Gao ID: HRD-83-18 January 19, 1983

GAO audited five hospitals in California and Nevada to identify non-arm's-length transactions and to determine the impact of these transactions on Medicare and Medicaid. At each hospital, GAO: (1) determined who owned or controlled the hospital; (2) reviewed the hospital's organizational structure; (3) identified non-arm's-length transactions between the related organizations; (4) analyzed non-arm's-length transactions to determine the impact on Medicare and Medicaid; (5) presented preliminary findings to the appropriate paying agents; and (6) reviewed the cost report adjustments made by the intermediary and the recovery of overpayments.
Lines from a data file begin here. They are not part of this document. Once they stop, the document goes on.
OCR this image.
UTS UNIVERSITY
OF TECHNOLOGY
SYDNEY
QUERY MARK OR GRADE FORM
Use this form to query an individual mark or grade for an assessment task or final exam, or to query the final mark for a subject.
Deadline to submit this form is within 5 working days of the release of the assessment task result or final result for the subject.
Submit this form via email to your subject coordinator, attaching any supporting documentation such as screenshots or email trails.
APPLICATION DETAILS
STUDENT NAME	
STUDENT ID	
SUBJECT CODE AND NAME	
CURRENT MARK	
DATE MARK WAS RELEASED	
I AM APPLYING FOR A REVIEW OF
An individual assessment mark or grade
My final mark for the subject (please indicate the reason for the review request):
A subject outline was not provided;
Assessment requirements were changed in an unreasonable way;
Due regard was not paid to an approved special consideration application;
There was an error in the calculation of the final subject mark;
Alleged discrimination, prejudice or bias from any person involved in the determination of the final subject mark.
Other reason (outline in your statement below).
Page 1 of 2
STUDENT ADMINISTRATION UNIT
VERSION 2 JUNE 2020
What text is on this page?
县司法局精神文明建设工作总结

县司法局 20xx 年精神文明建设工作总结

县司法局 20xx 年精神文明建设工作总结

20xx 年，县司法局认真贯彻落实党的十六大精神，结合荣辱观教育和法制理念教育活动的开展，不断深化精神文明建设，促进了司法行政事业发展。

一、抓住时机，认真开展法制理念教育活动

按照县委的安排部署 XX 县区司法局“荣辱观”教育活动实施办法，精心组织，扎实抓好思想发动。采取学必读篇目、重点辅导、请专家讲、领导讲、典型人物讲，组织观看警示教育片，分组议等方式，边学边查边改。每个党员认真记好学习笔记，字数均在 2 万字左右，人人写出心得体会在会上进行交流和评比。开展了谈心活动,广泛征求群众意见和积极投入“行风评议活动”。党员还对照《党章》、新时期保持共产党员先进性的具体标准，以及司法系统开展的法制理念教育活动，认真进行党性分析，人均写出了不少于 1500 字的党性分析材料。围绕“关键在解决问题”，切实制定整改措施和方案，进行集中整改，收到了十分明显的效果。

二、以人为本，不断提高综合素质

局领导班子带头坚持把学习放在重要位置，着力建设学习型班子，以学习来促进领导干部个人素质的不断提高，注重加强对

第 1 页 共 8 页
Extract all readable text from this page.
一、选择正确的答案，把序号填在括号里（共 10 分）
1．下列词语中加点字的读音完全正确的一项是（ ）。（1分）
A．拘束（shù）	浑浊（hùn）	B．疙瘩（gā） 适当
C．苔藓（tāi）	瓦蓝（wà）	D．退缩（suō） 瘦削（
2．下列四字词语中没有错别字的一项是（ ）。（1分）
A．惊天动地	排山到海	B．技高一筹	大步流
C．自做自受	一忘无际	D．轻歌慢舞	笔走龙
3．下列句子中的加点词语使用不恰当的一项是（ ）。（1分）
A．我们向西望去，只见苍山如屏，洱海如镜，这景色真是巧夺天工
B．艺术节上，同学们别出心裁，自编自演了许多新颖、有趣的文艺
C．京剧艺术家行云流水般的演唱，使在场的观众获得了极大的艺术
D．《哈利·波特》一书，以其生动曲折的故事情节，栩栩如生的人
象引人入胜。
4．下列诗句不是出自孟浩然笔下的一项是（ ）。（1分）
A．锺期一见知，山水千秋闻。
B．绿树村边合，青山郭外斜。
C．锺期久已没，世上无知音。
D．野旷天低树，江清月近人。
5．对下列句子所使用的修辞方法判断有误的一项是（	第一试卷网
In these studies, GAO found that the Government pays more than the reasonable cost of health care for the elderly and the poor. Hospital owners can inflate their costs, and thereby their Government reimbursement, by dealing in non-arm's-length transactions with affiliated entities. By using complicated transactions with related agencies, one hospital inflated its costs; by forming a separate hospital management company, another hospital increased reported costs and concealed them from easy scrutiny. One hospital's equipment lease transactions with a related organization increased hospital costs. Other cases of overreimbursement were cited because hospital costs were not adequately evaluated. Concealing related organizations and non-arm's-length transactions make it difficult to identify unallowable costs by the Medicare paying agents and States. GAO had to invest considerable time and effort to identify the hospital's related organizations and analyze their transactions. Without a similar emphasis, intermediaries are not likely to discover the impact of such transactions on Government reimbursement. Although this report addressed only related organization transactions in hospitals, other types of providers such as nursing homes, home health agencies, renal dialysis facilities, cost-basis paid health maintenance organizations, and others can be involved in such transactions.